Lynch admitted to the audience in Lucca that yes, indeed he would like to meet up again with the characters of Twin Peaks and check on how they’re doing. "I’ve always said I love a continuing story, to love a world and be able to go deeper and deeper into that world," he said. "So there’s always a possibility, and you just have to wait and see."

Read more 'Twin Peaks' House for Sale

He then posted on Twitter two popular  quotes from the show: "That gum you like is going to come back in style!" and "#damngoodcoffee." The show’s co-creator Mark Frost tweeted the same quotes simultaneously. If it's not a sequel, it’s safe to say Lynch has got something Twin Peaks-related brewing on the horizon.  

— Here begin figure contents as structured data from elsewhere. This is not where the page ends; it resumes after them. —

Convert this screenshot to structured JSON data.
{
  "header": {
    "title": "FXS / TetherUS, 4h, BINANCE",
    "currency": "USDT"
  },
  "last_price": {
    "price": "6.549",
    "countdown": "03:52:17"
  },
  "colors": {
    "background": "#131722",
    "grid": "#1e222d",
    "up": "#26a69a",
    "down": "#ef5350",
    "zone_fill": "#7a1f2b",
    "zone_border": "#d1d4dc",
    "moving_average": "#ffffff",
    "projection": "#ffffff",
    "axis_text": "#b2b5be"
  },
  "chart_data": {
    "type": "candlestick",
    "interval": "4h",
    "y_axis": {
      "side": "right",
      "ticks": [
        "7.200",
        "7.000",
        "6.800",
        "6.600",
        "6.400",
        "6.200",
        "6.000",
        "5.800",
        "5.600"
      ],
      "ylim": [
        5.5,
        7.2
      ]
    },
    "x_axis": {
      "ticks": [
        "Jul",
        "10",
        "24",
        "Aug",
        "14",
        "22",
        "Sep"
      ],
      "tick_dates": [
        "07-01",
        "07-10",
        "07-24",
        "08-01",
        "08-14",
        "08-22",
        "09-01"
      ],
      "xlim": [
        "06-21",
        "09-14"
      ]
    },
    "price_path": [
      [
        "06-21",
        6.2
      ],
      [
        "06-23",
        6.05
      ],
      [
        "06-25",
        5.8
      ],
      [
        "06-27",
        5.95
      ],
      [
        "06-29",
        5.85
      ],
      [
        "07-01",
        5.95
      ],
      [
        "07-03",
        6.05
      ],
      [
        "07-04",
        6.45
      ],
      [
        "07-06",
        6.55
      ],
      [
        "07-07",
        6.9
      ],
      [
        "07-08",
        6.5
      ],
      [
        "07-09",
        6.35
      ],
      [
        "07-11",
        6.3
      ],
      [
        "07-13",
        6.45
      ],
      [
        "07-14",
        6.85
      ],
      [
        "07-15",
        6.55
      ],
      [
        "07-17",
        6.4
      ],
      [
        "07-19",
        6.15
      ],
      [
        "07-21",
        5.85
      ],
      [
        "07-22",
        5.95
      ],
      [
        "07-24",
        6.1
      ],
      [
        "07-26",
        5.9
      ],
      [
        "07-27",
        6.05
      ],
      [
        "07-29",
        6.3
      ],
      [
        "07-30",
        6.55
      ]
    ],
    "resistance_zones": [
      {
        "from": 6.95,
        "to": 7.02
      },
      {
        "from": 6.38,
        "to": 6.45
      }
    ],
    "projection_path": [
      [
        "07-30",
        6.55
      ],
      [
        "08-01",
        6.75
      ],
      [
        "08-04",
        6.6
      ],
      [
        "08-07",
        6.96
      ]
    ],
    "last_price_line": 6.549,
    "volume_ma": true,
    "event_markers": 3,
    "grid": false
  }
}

Lynch, who shot his last feature Inland Empire on digital in 2006, also dropped hints during the master class that if he does return to Twin Peaks, perhaps he will also return to film. "For a long time, I championed digital. I fell in love with digital," he said. "And recently, I was working on deleted scenes from Twin Peaks. And for the first time in a long time, I saw the footage shot on film, and I was overwhelmed by the depth of the beauty that celluloid, that film can give. It has such a depth and such a beauty."

Twin Peaks is often credited with starting the golden age of television, or the rise of cinema-quality production and storytelling on primetime. Echoes of Twin Peaks can be seen vividly in contemporary shows such as True Detective and The Killing.

It’s no secret that Lynch was not happy with ABC pressuring him to reveal Laura Palmer’s murderer on the show's final season. It’s likely that he’d find greater creative freedom today with a new partner, such as Netflix, which has a track record of resurrecting a show with a large cult fan base.